Le vocabulaire n'est jamais neutre. Derrière les mots se cachent des vérités qu'il faut apprendre à décrypter et surtout à suivre. Car la langue évolue beaucoup plus vite qu'on ne le croit. Ainsi, derrière la crise, la rigueur a fini par dire son nom et, derrière les déficits, les niches fiscales ont détrôné le bouclier. Le terme s'est imposé très vite dans le langage courant.

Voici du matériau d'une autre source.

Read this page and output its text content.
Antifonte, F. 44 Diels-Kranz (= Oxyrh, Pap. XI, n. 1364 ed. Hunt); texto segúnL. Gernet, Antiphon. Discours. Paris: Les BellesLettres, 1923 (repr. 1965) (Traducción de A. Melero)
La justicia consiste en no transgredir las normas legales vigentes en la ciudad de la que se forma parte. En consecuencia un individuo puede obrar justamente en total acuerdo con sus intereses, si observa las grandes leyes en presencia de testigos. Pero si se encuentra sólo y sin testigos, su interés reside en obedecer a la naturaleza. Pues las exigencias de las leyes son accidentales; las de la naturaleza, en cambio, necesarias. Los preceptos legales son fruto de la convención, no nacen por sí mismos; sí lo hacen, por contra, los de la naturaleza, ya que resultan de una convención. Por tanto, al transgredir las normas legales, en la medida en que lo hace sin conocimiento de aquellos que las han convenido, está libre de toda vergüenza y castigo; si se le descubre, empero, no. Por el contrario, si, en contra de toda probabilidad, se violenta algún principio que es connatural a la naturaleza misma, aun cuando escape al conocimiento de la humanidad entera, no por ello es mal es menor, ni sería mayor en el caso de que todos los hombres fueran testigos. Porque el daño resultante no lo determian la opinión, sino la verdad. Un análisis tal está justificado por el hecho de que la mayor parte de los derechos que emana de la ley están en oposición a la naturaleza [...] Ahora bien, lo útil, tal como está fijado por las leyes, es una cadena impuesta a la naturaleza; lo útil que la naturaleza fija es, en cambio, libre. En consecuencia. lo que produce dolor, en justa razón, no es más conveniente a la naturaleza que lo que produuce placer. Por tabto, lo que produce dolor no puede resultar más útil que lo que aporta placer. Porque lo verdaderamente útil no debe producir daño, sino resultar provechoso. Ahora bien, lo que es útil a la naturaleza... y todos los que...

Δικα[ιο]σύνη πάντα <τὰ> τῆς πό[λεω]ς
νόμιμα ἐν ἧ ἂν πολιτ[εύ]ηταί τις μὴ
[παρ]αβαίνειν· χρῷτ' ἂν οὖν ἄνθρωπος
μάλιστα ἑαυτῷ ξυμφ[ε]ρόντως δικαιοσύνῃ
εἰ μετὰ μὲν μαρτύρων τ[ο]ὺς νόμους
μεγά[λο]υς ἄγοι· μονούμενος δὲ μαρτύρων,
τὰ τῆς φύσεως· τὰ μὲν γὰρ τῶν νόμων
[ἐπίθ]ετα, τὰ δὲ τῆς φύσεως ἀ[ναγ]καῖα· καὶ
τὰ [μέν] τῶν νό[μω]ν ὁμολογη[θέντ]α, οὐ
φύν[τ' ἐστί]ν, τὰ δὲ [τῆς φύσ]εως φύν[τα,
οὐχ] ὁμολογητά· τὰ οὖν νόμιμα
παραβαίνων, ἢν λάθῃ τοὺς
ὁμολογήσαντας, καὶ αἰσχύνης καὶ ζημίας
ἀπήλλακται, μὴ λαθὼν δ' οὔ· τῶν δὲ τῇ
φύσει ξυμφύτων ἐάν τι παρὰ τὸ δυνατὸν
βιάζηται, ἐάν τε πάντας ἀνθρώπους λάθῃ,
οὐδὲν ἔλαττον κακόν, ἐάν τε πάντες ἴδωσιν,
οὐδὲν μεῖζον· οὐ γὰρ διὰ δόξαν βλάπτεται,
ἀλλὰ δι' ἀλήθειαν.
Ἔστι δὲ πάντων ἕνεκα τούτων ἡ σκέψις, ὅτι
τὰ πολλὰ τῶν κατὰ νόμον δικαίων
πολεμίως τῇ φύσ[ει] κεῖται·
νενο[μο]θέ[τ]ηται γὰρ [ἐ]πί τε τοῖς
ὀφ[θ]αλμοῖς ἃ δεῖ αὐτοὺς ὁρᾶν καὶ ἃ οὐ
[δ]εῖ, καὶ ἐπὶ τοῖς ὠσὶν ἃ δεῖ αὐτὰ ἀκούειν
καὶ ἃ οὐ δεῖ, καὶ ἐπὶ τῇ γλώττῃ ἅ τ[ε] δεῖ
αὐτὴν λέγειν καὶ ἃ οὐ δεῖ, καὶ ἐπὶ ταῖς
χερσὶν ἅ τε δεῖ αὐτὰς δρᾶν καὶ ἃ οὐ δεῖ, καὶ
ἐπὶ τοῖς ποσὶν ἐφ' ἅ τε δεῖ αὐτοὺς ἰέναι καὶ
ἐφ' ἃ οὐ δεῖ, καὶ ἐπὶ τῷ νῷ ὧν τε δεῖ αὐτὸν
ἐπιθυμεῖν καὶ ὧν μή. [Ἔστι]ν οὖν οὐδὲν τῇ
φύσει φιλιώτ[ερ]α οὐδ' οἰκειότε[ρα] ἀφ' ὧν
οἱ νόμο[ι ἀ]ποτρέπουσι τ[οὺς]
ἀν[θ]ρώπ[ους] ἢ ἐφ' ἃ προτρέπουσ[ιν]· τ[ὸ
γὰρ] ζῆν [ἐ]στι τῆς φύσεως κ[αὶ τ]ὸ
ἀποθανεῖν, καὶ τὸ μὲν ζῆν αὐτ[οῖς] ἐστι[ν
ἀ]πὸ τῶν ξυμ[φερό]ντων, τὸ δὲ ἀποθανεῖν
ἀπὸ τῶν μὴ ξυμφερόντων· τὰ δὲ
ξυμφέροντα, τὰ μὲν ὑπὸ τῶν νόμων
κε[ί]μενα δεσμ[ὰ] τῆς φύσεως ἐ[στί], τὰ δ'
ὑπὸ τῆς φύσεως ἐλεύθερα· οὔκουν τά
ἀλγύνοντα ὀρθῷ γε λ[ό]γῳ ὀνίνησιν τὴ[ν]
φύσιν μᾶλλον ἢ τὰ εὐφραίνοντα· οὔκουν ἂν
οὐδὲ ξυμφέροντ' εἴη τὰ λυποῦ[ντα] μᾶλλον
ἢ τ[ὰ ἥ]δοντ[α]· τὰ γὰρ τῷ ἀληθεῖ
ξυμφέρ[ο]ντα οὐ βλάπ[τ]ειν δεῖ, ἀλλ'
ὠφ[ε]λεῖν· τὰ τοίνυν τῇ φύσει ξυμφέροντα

Même le plus retiré des contribuables non imposables sait maintenant ce qu'est une niche fiscale : une combine légale pour payer moins d'impôts ! Mais, jusqu'à ces jours-ci, nous ne nous sentions pas vraiment concernés, persuadés de ne pas jouer dans la même cour, sûrs qu'il fallait des revenus certains et d'excellents conseils pour connaître et utiliser ces juteux instruments.
Or, nous découvrons que le crédit d'impôt développement durable tout comme celui lié aux installations photovoltaïques, est une niche fiscale. Nous avions naïvement cru qu'il s'agissait de fiscalité écologique ! Ainsi, l'achat d'une chaudière énergétiquement performante, la pose de doubles vitrages ou de panneaux solaires ont subrepticement mué des citoyens vertueux en d'affreux combinards. Nous avions investi en toute bonne conscience environnementale dans les équipements les moins énergivores, certains que la baisse de nos factures contribuerait à celle des émissions nationales de gaz à effet de serre. Nous pensions être des bons soldats de la croissance verte alors qu'en réalité nous creusions le déficit budgétaire !
Mais, curieusement, alors qu'il ne s'écoule pas un jour sans que soit chiffré le montant de nos turpitudes, les bénéfices de ces investissements ne font l'objet d'aucune comptabilité. Combien de tonnes de fioul économisées, combien de tonnes de CO2 non émises, combien d'emplois créés ? Les économistes de Bercy souffrent de myopie sélective : les dépenses sont toujours écrites plus gros que les recettes ! Un défaut majeur qui s'ajoute à l'incapacité des prévisionnistes d'anticiper les effets d'aubaine. Qu'il s'agisse du bonus-malus sur les véhicules neufs, des crédits d'impôt ou des tarifs d'achat de l'électricité solaire, le succès dépasse toujours les prévisions. Alors que le ministère de l'Écologie va sortir dans quelques jours un Panorama des métiers de la croissance verte, je propose qu'il embauche des écosociologues. Politiques et économistes disposeraient ainsi d'une compréhension plus fine des comportements citoyens et cesseraient de faire sauter les éco-industriels à l'élastique.